After that it was plain he didn’t know what to do. He was so tired. The mare still stood quietly up to her bit, careful not to unseat him. He dropped his sword. His mail which he had been so proud of was in shreds; strips of it seemed to be embedded in the flesh of his chest and shoulder. He kept as still as he could, in case he opened some wound, and watched the Sixth Beast shrivel up, shedding wings, scales, everything. Every facet of its eyes went dull. “Please,” it said. “You know.” A smell of burning hair came and went: cinders, dust, vegetable peel. Most of its limbs had withered away, leaving warty stumps which themselves soon disappeared. Iridescent fluids mixed with the water of the marsh. Mouth after mouth clicked feebly and was gone. “Please.” Only when it had repeated all its incarnations would the Kahn look up. His face was pouchy and grey. He slid out of the saddle and stood like someone drunk.

“She’s got ends like a church buttress, that horse,” he said thickly.

He cleared his throat, peering at tegeus-Cromis as if he had never seen him before, then nodded to himself.

“You should have killed it when you had the chance,” he said.

He stumbled backwards. His mouth fell open in surprise. When he looked down and saw the prince’s sword sticking out of his lower belly, he whimpered. A quick violent shudder went through him. Blood plaited on his thighs. He reached down and put his hands on the sword as if he thought he might try to pull it out, then took them carefully away again.

“Why did you do that?”

“I was to be killed killing it. Who am I now?”

Dissolution Kahn sat down gingerly. He coughed and wiped his mouth.

“I never expected this,” he said. ‘Did you see that thing? I got away with it, and now this happens. If you helped me I could still make it out of this marsh. I could tell you what to do if you didn’t know.”

He laughed.

“You and all your ancestors were well fooled.
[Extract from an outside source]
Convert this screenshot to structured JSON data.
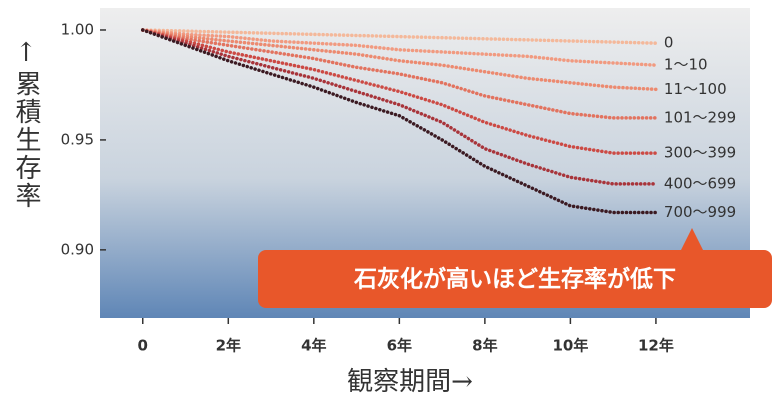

It was easy to kill. Easy. Will you help me out of here?”

“What will I do now?” whispered the prince, who hadn’t heard him.

Dissolution Kahn twisted round until he faced the body of the boy from the inn. He saw how thin and white it looked, how apart from being twisted at an odd angle it was unmarked by its own transfiguration, and how at this moment it looked to him like any other body. Then he leant forward, steadied the pommel of the prince’s sword against its ribs, and pushed himself onto it. He grunted. tegeus-Cromis sat by the lake until late in the afternoon, when the peculiar light began to come up from the water, his pewter snuffbox on his knee. The snow had stopped; not much had settled. Little Johnny Jack, he noted in the margin of one of his books: Though he is small his family is great. After that he could think of nothing to do. He reviewed everything he had ever done; that was nothing too. Eventually he pulled his sword out of Dissolution Kahn’s belly and threw it into the mere. This did not seem to satisfy him, so he took off his rings and threw them in after it. He swung himself up onto the mare; in her saddlebags he had found a big thick cloak in which to wrap himself. Because he had avoided it all afternoon, he made himself look down at the dead boy.

“When I think of you catching moths I want to cry,” he said. “You should have killed me at the inn.”

The prince rode south all night, and when he came out from under the trees he would not look up in case the Name Stars should reflect some immense and unnatural change below.